Renforcer la gouvernance et la transparence
Le programme plus large de réforme juridique du Nigeria comprend des efforts visant à améliorer transparence et responsabilité fiscales au niveau des États à travers des programmes tels que la réforme de la gouvernance budgétaire soutenue par la Banque mondiale et le Programme de transparence, de responsabilité et de durabilité des finances publiques (SFTAS). Cette initiative utilise des cadres juridiques et politiques pour améliorer la gestion des finances publiques dans tous les États, en renforçant la mobilisation des recettes intérieures et le financement durable des services publics.
La transparence budgétaire et une gouvernance responsable réduisent les fuites, la corruption et l’inefficacité. Ces problèmes affectent de manière disproportionnée les ménages à faible revenu et limitent les fonds destinés aux programmes d’éducation, de santé et de soutien économique qui aident les gens à sortir de la pauvreté.
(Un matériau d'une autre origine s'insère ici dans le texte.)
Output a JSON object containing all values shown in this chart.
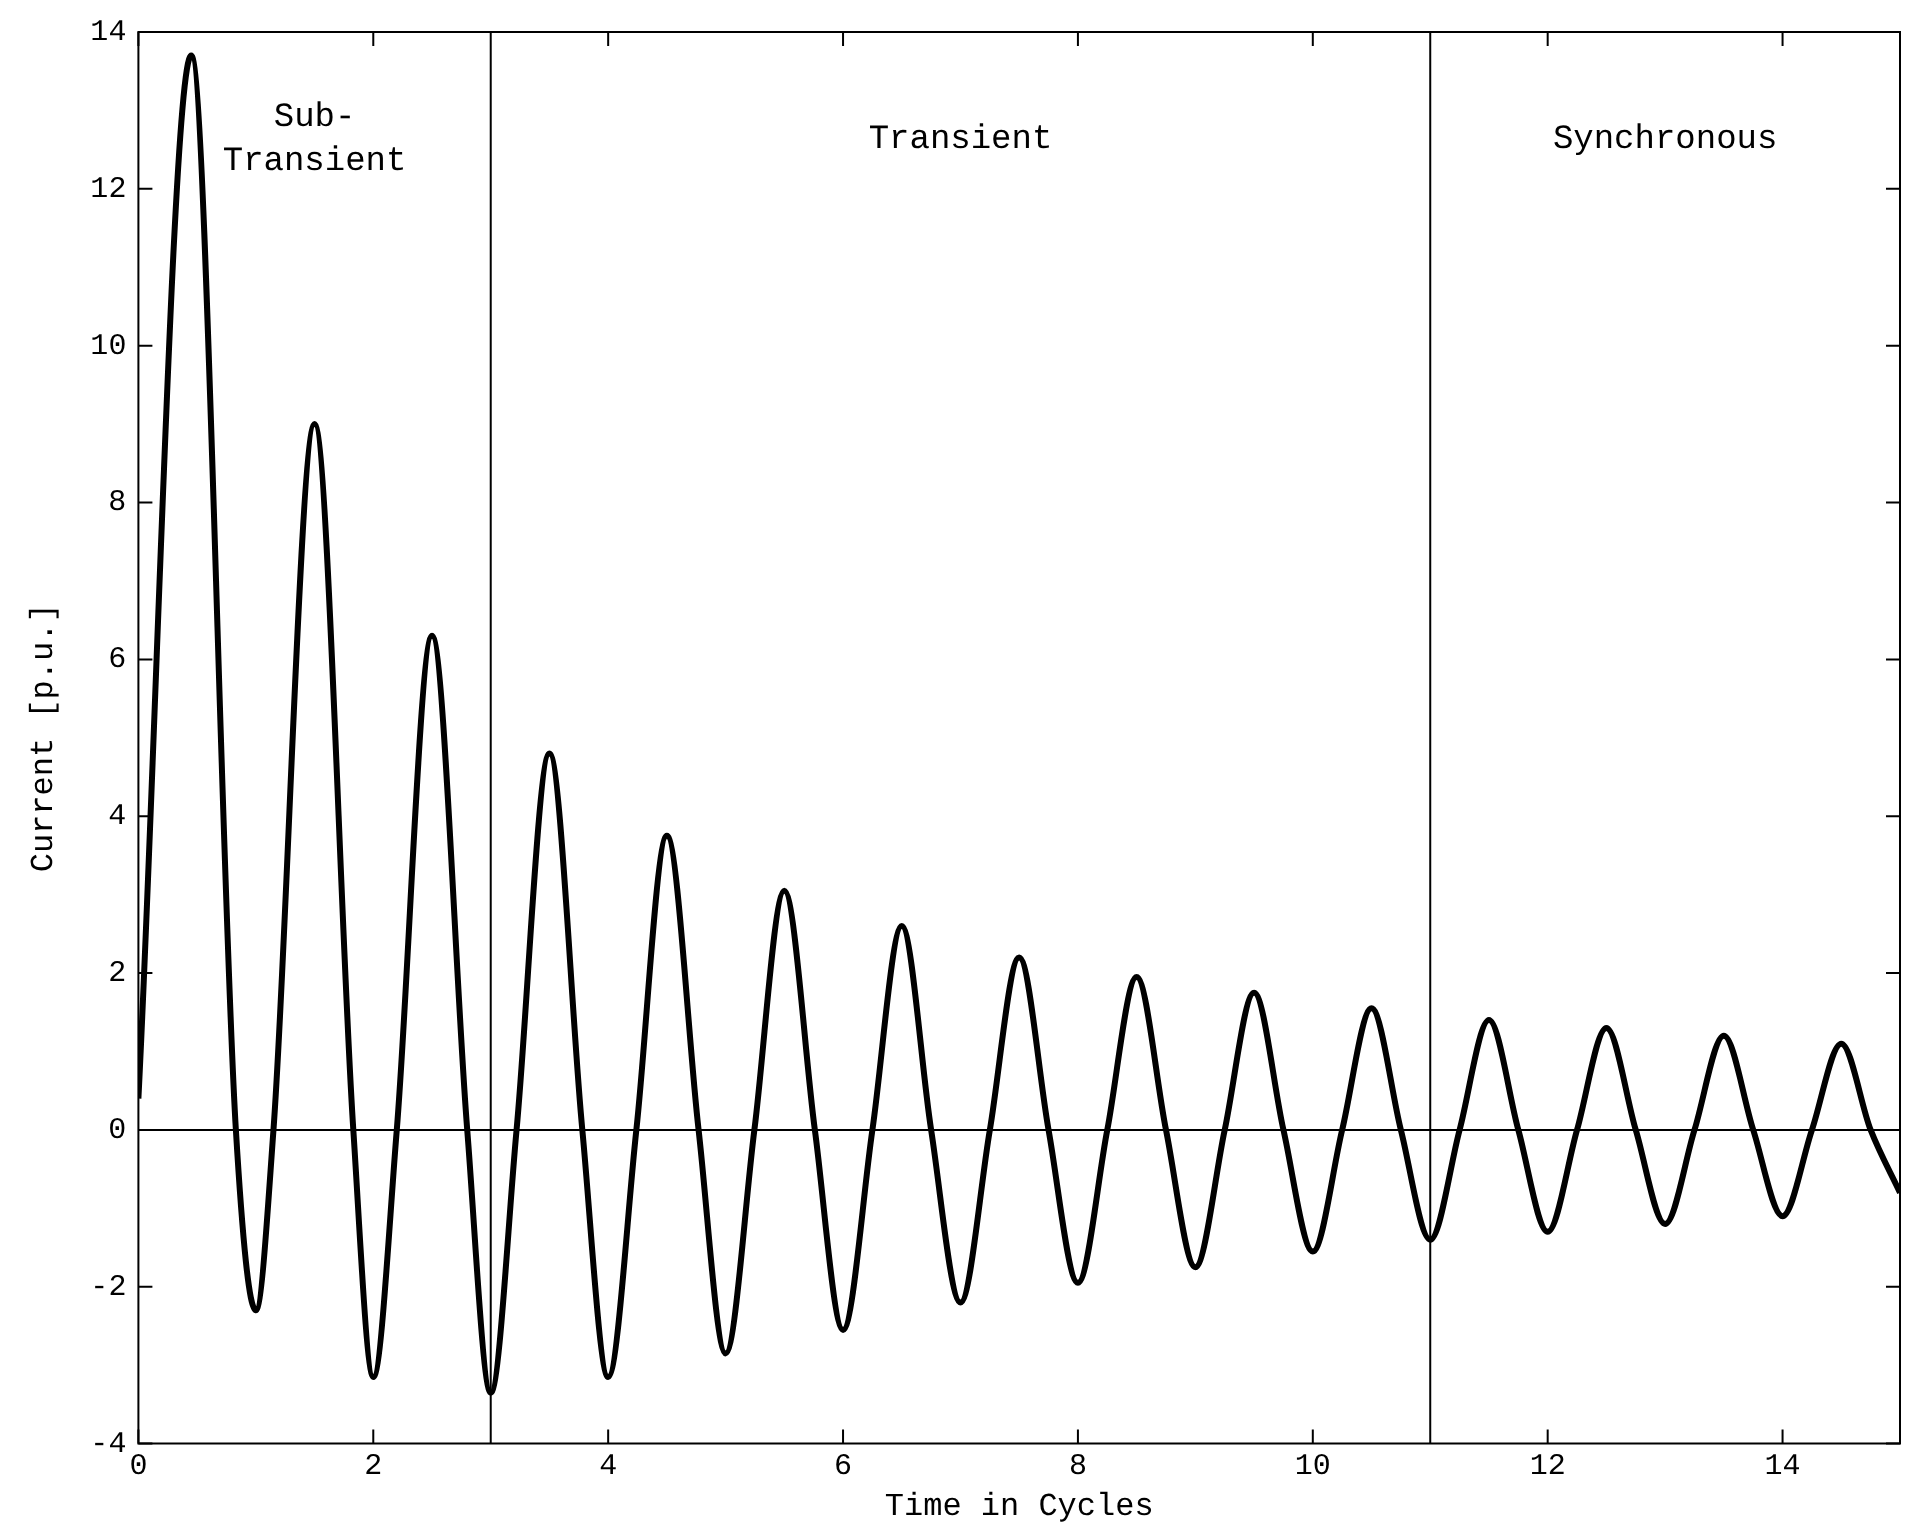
{
  "chart_data": {
    "type": "line",
    "xlabel": "Time in Cycles",
    "ylabel": "Current [p.u.]",
    "x": [
      0,
      0.45,
      0.83,
      1.0,
      1.15,
      1.5,
      1.83,
      2.0,
      2.2,
      2.5,
      2.8,
      3.0,
      3.22,
      3.5,
      3.78,
      4.0,
      4.24,
      4.5,
      4.77,
      5.0,
      5.245,
      5.5,
      5.76,
      6.0,
      6.25,
      6.5,
      6.75,
      7.0,
      7.25,
      7.5,
      7.75,
      8.0,
      8.25,
      8.5,
      8.75,
      9.0,
      9.25,
      9.5,
      9.75,
      10.0,
      10.25,
      10.5,
      10.75,
      11.0,
      11.25,
      11.5,
      11.75,
      12.0,
      12.25,
      12.5,
      12.75,
      13.0,
      13.25,
      13.5,
      13.75,
      14.0,
      14.25,
      14.5,
      14.75,
      15.0
    ],
    "series": [
      {
        "color": "#000000",
        "values": [
          0.4,
          13.7,
          0,
          -2.3,
          0,
          9.0,
          0,
          -3.15,
          0,
          6.3,
          0,
          -3.35,
          0,
          4.8,
          0,
          -3.15,
          0,
          3.75,
          0,
          -2.85,
          0,
          3.05,
          0,
          -2.55,
          0,
          2.6,
          0,
          -2.2,
          0,
          2.2,
          0,
          -1.95,
          0,
          1.95,
          0,
          -1.75,
          0,
          1.75,
          0,
          -1.55,
          0,
          1.55,
          0,
          -1.4,
          0,
          1.4,
          0,
          -1.3,
          0,
          1.3,
          0,
          -1.2,
          0,
          1.2,
          0,
          -1.1,
          0,
          1.1,
          0,
          -0.8
        ]
      }
    ],
    "xlim": [
      0,
      15
    ],
    "ylim": [
      -4,
      14
    ],
    "xticks": [
      0,
      2,
      4,
      6,
      8,
      10,
      12,
      14
    ],
    "yticks": [
      -4,
      -2,
      0,
      2,
      4,
      6,
      8,
      10,
      12,
      14
    ],
    "ref_lines": [
      {
        "axis": "x",
        "value": 3
      },
      {
        "axis": "x",
        "value": 11
      },
      {
        "axis": "y",
        "value": 0
      }
    ],
    "annotations": [
      "Sub-\nTransient",
      "Transient",
      "Synchronous"
    ],
    "grid": false,
    "legend": false,
    "marker": "none",
    "line_style": "solid"
  }
}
Capitalisation et gestion des risques
Les réformes juridiques ont également soutenu des initiatives telles que exercices de recapitalisation bancairedirigé par la CBN, pour renforcer la stabilité et la résilience des institutions financières. Des exigences de capital plus élevées améliorent les capacités de gestion des risques et réduisent les vulnérabilités systémiques, favorisant ainsi un environnement plus sûr pour les déposants et les parties prenantes. Ces mesures contribuent à réduire le risque de faillite bancaire, qui peut éroder la confiance du public et déstabiliser les économies locales.
Réduire l’exclusion et renforcer le cadre juridique contribuent à lutter contre l’instabilité financière. Cela encourage à son tour les investissements nationaux et étrangers, un moteur potentiel de croissance économique et de création d’emplois dans un pays où des millions de personnes sont encore confrontées à une pauvreté multidimensionnelle.
Défis et besoins continus de réforme
Malgré les améliorations, des défis importants demeurent. Selon la dernière analyse du développement de la Banque mondiale, une majorité de Nigérians continuent de vivre dans la pauvreté même après les réformes macroéconomiques et les changements juridiques, car le pouvoir d'achat des ménages reste faible et les inégalités persistent. Cela montre que la réforme juridique est nécessaire mais pas suffisante en soi.
Une application efficace, une inclusion numérique élargie et des protections sociales complémentaires restent essentielles pour garantir que les progrès du secteur financier se traduisent par des résultats significatifs en matière de réduction de la pauvreté pour les plus vulnérables.
Conclusion
Les réformes juridiques dans le secteur financier nigérian ont modernisé la réglementation, élargi les stratégies d'inclusion financière et renforcé la gouvernance budgétaire. En effet, du BOFIA 2020 aux réformes plus larges de la gouvernance, ces changements mettent en évidence le rôle de l'État de droit dans la stabilité économique et les efforts de lutte contre la pauvreté. En améliorant la prévisibilité et la transparence des systèmes financiers, ces réformes contribuent à débloquer l’accès aux services, à encourager l’investissement et à créer un environnement économique plus inclusif.
Il est essentiel de se concentrer de manière soutenue sur la mise en œuvre et l’application. Des programmes ciblés qui élargissent l'accès au financement pour les femmes, les résidents ruraux et les microentreprises contribueront à garantir que les réformes juridiques du Nigeria entraînent de larges améliorations du niveau de vie et une réduction de la pauvreté à long terme.